The dense, luscious carrot flan had been my favorite component of that summer dinner. Now, here I was serving Michael Ceraldi a version that was at once too fluffy and too soupy. Imagine a souffle with the worst possible texture.
“So, tell me how you made the sformatino,” was his first question.
I roasted a pound of carrots until they were caramelized, I told him, then blended them with a quarter cup of heavy cream, a quarter cup of vegetable stock, 3 egg yolks, garlic, salt, and a sprinkle of nutmeg. Then I poured the mixture into buttered ramekins and baked them in a bain- marie at 225° F for 45 minutes.
I was delighted to learn that Ceraldi also uses a pinch of nutmeg in his carrot sformatino. I had, however, guessed wrong about pretty much everything else.
First, I should have used a lot more eggs to create the dense texture of the dish I had admired. I should have listened to my instincts; I know for a flan you need a ton of yolks, but all the reference recipes I researched used only a few, and I foolishly believed them.
My next mistake was using veggie stock, again as most of the reference recipes had. But adding a watery component like stock, Chef Michael said, would steam the egg mixture and force it to bubble. And bubbles are the enemy of everything custard-like. Besides, he told me, he rarely uses stock in a dish like this because it’s prone to muting the very flavor he’s trying to highlight, in this case, the carrot.
And just like that, he shared his recipe. I’m planning to make the whole dish over again.
MICHAEL CERALDI’S CARROT SFORMATINO
Makes 8-10 sformatini
Note: Restaurants use stainless-steel custard cups for a flan like this, but more home cooks have ramekins and they work fine.
1 quart chopped carrots
1 bay leaf
3 cups heavy cream
5 egg yolks
3 whole eggs
Salt to taste
Pinch of freshly grated nutmeg
1. Peel and simmer carrots with the bay leaf until tender. Drain carrots well, discard bay leaf, and set aside. Meanwhile, scald the cream.

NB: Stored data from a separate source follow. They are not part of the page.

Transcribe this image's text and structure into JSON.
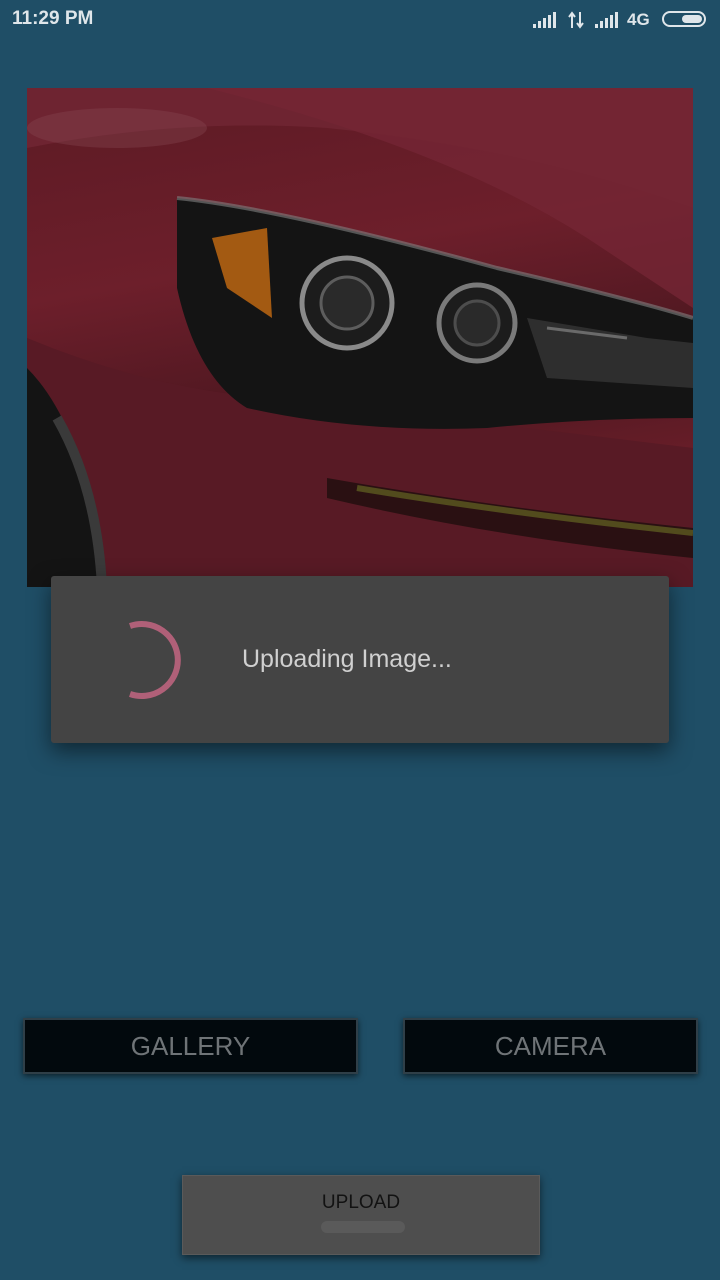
{
  "status_bar": {
    "time": "11:29 PM",
    "network": "4G",
    "icons": [
      "signal-icon",
      "data-transfer-icon",
      "signal-icon",
      "battery-icon"
    ]
  },
  "image_preview": {
    "description_icon": "car-headlight-photo"
  },
  "progress_dialog": {
    "message": "Uploading Image...",
    "spinner_color": "#b06078"
  },
  "buttons": {
    "gallery": "GALLERY",
    "camera": "CAMERA",
    "upload": "UPLOAD"
  },
  "colors": {
    "background": "#1f4e66",
    "dialog": "#444444",
    "dark_button": "#02090d"
  }
}
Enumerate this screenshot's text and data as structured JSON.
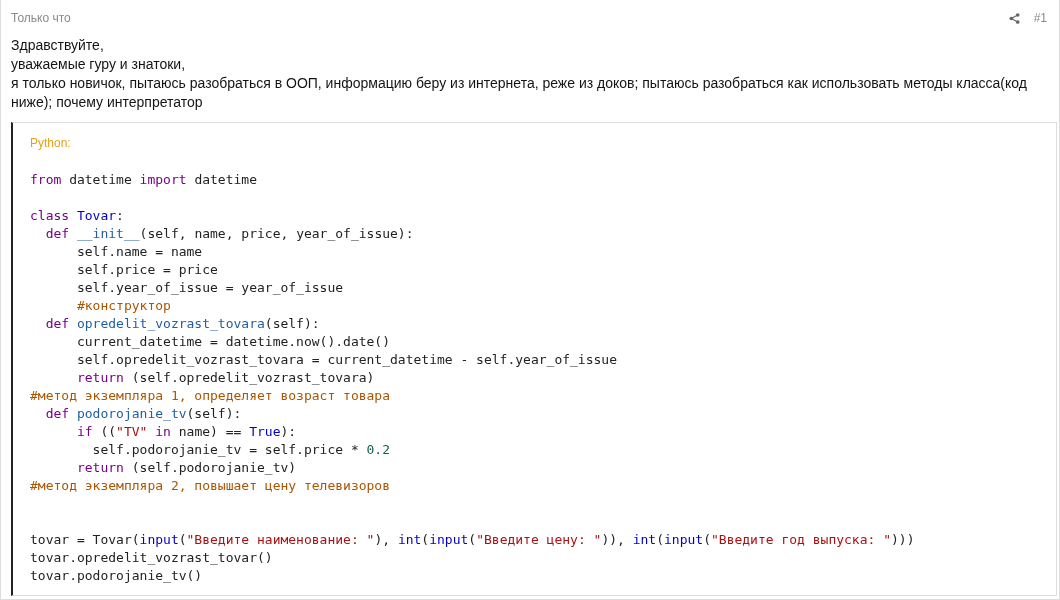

2. Blend the carrots and the cream thoroughly to make a very smooth purée.
3. In a bowl, whisk the yolks and whole eggs. Add a little bit of the carrot and cream mixture to the eggs — you don’t want the warm mixture to cook them.
4. Slowly add the rest of the carrot and cream mixture, whisking as you go, and season the mixture with salt and nutmeg. The texture will be like melted ice cream.
5. Spray steel cups or ramekins with vegetable oil (or butter them), pour in carrot custard, and bake the sformatini in a bain-marie at 300° F for about 30 minutes. Keep a close watch and test the custard with a cake tester — it should come out clean. You want the custards to set, but you don’t want them to overcook.
6. Remove each sformatino from its cup by running a thin paring knife or cake tester around the edge, tapping the ramekin on the counter, then setting it upside down on the plate and giving the plate and cup a firm shake to release the sformatino.